— Нет, мы его заставим! Так уже не уйдет! Стул! Давайте! Поставить сюда стул! — в тон общему ожесточению распоряжался Генрих. — Нина! Свет! — обернулся он к Нине Ковель, и она повиновалась, словно это был сам Колмогоров.
Полубегом притащили драное, с облупившейся позолотой бутафорское кресло. Заслуженное седалище поставили посреди сцены под всплеск засиявших прожекторов.
— Сюда! — велел Генрих, глянув вверх.
Кресло подвинули. Однообразно ухмыляясь, Куцерь, уселся. И тоже глянул, щурясь, наверх в многоокий свет софитов, потом уперся руками в колени и подался вперед с намерением не упустить ничего занимательного.
— Связать его! — жестоко сказал Генрих, озираясь.
Парни замешкали.
— Ну, чем-нибудь! Давайте! — подстегнул он.
Ничего, кроме длинного электрического кабеля, под рукой не нашлось.
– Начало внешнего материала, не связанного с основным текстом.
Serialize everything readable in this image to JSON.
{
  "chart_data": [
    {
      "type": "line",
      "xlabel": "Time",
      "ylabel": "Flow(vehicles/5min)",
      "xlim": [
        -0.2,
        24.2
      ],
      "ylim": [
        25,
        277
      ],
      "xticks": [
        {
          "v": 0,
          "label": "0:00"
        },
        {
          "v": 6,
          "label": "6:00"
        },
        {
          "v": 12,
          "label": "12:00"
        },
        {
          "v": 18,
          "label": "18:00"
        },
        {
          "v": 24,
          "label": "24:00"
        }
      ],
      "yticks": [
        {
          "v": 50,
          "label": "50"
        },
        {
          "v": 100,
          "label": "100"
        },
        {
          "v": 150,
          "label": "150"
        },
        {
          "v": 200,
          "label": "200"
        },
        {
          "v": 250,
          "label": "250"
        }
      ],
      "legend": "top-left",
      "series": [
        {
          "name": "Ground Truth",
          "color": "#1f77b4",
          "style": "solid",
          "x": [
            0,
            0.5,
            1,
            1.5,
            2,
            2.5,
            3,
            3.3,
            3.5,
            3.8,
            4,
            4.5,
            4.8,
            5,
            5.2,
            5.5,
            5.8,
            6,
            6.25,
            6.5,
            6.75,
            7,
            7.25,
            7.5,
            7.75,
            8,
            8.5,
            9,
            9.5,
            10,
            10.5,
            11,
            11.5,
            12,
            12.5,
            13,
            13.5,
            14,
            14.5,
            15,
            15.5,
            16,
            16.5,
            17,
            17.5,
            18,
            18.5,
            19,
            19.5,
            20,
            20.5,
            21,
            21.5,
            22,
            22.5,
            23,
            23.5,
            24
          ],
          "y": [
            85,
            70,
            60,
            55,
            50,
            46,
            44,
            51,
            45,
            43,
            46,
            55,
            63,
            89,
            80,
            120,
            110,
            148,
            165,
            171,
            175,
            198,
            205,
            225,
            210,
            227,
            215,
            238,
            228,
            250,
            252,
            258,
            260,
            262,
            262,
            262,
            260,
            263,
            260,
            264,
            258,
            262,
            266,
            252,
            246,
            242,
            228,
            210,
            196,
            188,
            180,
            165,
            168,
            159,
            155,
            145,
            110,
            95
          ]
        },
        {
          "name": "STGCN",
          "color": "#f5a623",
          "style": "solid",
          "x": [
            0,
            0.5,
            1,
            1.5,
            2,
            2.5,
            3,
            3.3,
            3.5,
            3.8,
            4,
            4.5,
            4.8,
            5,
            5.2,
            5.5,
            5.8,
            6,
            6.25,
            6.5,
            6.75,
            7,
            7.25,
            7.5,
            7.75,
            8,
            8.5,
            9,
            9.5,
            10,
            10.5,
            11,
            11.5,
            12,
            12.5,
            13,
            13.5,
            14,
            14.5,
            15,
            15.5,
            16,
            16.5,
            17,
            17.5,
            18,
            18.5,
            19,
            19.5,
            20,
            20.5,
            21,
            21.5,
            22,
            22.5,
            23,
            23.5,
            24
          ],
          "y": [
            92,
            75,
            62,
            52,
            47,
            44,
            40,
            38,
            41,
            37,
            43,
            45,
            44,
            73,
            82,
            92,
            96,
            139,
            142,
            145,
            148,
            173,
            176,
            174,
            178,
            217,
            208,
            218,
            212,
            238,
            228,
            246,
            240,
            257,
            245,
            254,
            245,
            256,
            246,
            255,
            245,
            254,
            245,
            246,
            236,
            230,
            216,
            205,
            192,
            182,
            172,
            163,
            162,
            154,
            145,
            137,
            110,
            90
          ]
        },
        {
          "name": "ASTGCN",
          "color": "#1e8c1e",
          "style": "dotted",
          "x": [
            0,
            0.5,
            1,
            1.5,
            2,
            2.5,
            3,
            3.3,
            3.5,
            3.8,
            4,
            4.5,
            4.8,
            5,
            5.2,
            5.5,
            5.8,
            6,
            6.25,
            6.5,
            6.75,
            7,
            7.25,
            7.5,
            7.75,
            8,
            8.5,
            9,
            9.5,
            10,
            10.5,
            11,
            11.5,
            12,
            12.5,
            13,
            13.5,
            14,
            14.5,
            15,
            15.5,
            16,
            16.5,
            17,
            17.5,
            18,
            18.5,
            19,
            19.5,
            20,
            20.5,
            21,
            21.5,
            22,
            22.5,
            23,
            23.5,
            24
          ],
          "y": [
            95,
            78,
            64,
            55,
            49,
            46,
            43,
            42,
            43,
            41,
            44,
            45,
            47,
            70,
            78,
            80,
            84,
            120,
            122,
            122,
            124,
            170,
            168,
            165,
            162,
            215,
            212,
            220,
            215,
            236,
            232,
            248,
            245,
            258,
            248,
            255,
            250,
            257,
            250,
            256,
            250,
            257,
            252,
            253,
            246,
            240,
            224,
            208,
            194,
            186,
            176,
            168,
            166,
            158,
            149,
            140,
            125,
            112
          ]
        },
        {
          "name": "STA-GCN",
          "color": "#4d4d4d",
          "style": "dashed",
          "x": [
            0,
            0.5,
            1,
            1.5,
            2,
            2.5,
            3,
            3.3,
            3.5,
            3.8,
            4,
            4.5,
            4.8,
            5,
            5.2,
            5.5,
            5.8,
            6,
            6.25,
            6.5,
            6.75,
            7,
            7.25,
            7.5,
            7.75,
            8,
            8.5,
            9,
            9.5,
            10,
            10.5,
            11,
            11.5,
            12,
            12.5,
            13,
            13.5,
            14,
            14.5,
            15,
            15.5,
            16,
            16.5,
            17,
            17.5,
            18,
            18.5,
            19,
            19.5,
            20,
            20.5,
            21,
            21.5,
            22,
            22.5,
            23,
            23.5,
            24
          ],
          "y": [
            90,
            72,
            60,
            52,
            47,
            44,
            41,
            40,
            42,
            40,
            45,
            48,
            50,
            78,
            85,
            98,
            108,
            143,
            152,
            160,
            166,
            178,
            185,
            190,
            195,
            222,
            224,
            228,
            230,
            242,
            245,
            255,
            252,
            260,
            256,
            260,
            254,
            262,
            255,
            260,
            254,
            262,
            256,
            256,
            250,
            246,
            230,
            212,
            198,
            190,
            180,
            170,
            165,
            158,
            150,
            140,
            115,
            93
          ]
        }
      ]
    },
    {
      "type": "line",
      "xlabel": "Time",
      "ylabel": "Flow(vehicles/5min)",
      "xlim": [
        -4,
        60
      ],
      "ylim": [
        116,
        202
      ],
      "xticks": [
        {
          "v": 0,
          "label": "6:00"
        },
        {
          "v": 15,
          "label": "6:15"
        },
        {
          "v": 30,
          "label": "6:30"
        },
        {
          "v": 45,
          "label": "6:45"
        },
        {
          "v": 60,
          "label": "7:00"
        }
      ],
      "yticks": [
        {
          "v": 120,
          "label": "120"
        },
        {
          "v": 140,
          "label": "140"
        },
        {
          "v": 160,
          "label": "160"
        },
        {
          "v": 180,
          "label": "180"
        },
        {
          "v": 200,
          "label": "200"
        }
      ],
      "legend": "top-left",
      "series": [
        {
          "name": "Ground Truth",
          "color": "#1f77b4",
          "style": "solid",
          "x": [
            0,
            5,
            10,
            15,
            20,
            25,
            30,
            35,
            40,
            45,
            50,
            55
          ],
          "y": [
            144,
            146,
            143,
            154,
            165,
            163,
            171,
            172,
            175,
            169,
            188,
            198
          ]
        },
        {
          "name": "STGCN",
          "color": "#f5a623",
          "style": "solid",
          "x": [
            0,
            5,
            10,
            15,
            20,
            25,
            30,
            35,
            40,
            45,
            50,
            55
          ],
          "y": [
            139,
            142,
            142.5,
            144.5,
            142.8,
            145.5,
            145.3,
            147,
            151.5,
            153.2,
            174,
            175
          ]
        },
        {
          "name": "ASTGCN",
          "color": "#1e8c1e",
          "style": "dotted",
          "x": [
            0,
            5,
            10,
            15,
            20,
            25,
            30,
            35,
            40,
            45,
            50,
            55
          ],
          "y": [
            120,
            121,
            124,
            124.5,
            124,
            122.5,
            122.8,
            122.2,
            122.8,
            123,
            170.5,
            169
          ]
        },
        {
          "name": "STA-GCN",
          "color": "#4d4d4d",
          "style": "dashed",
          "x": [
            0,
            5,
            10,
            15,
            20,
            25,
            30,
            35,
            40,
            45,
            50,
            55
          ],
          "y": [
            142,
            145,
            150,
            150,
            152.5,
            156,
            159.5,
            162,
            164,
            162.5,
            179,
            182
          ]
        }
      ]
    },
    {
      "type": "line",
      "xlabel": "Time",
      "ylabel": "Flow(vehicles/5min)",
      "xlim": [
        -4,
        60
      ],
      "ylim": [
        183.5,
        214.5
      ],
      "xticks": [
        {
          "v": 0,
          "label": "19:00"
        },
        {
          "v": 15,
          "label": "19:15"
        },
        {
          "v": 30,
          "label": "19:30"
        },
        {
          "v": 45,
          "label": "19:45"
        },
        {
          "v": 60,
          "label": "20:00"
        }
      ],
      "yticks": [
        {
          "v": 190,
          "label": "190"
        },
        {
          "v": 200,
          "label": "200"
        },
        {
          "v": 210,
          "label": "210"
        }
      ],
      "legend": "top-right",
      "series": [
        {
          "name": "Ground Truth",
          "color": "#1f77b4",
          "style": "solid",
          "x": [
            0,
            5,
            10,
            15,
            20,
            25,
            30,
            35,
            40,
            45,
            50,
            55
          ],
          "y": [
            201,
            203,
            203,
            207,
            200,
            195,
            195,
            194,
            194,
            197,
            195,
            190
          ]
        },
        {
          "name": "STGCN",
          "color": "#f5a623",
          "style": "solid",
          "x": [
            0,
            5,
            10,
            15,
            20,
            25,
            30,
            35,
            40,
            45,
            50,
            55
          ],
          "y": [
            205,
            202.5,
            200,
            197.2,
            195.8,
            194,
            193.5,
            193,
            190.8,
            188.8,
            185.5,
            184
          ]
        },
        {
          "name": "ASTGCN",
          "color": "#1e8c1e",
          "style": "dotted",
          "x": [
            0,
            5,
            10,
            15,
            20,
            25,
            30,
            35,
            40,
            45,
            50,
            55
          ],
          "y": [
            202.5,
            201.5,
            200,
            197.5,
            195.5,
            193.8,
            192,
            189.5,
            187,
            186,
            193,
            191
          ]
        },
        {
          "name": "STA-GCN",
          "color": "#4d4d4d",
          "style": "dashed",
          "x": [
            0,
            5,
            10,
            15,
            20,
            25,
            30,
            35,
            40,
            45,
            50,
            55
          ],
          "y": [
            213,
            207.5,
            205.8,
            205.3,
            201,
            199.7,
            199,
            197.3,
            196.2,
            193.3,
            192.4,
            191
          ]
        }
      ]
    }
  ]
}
Кабелем, поспешно, путаясь, десятком витков примотали Куцеря к креслу, затянули несколько рыхлых узлов, но все равно еще после этого остались порядочные концы с массивными железными разъемами на них. Концы бросили на пол, они легли маслянистыми черными петлями.
Что-то перевернутое обнаруживало себя во всем этом лихорадочном начинании, и попытка вернуть вещам, событиям, понятиям их естественные основания лишь усиливала разлад. Куцерь хранил высокомерное спокойствие, хотя волосы его, где слежавшиеся, где встрепанные, являли собой зрелище беспримерного раздрая. Спутанный черным кабелем, посаженный на кресло, как на трон, окруженный вынужденными стоять людьми, преступник благосклонно принимал дань общего озлобления. Ореол исключительности и загадки окружал воссевшего посреди сцены преступника. На лбу его сияло клеймо.
— Где, когда, как?! — обличал Генрих. — Как этот сор попал в эту башку? Все галдят: кофе, кофе, кофе! Кофе, поднос, церемониал — и в башке замкнуло. Раз после кофе — значит отравили. Если отравили, то почему не я? Хлопцы, да ведь дурак перед вами!
Страдательный, полный муки жест сопровождал это утверждение: Генрих присел и потряс растопыренными руками — как мужик посреди ярмарки, заголосивший о своей беде. Откуда только взялось у Генриха это слезное и надрывное — шапку оземь! — из каких глубин памяти?
— Все форточки у нас в голове открыты — и хлопают! Хлопающее на сквозняках воображение! И вот дурак этот сам себе гром. Природная стихия! — говорил он западающим в стонущие тона голосом.
А Куцерь, связанный и униженный, демонстрировал ленивый произвол чувств: поднявшиеся в мимолетном удивлении брови, искривленный зевком рот и издевательское внимание, которое он тут же, с извиняющейся гримасой возвращал своему лицу.
— Где?! — говорил Генрих, все больше озлобляясь. — Когда?! В какой момент? На сцене полно народа. Толпа! Алевтина Васильевна не отходила от рояля. — Он кивнул в сторону концертмейстера, которая, сгорбившись, зажав рукой рот, сидела возле инструмента. — У всех на виду? Не надо!
— Зачем он тогда говорит? — серьезно спросила Ира Астапчик.
Генрих остановился лишь на секунду. И в следующее мгновение обрушился на Ирку:
— Я — герой, я — убийца — не важно что! — проговорил он сдавленным, клокочущим голосом. — Я — звезда! Ко мне протискиваются с микрофоном в руках. Я бандит, я шлюха, я последняя сволочь! Выдающаяся. Очень большая сволочь! И я в лучах славы. Все вокруг млеют! Пускают слюни. Все вокруг — стадо!
Генрих замолк, сцепив зубы.
Склонивший голову в знак внимания, Куцерь выпрямился, сколько позволяли путы, и растянул рот:
— Все, что творилось здесь у нас, расскажет честный унитаз, господин художник.
— Можешь не рассказывать, господин унитаз! — мгновенно повернулся Генрих. — Мы не будем тебя допрашивать. Мы тебя испытаем. Знаешь, как с еретиками расправлялись?
Поразительно — впервые тут, кажется, Куцерь дрогнул и не нашелся с ответом. Кто-то другой сказал тихо — на всю сцену:
— Что-то нехорошее будет.
— Мы не оставим тебе шанса, — продолжал Генрих. — Ни одного. Ты сидишь в кресле. Софиты падают, — быстрый жест вверх. — Не шелохнулся — твоя правда. Ты убил Колмогорова. И расплатился за это жизнью. Дернешься спасать шкуру — соврал. Тогда ты жив, но дешевый шут. Макака.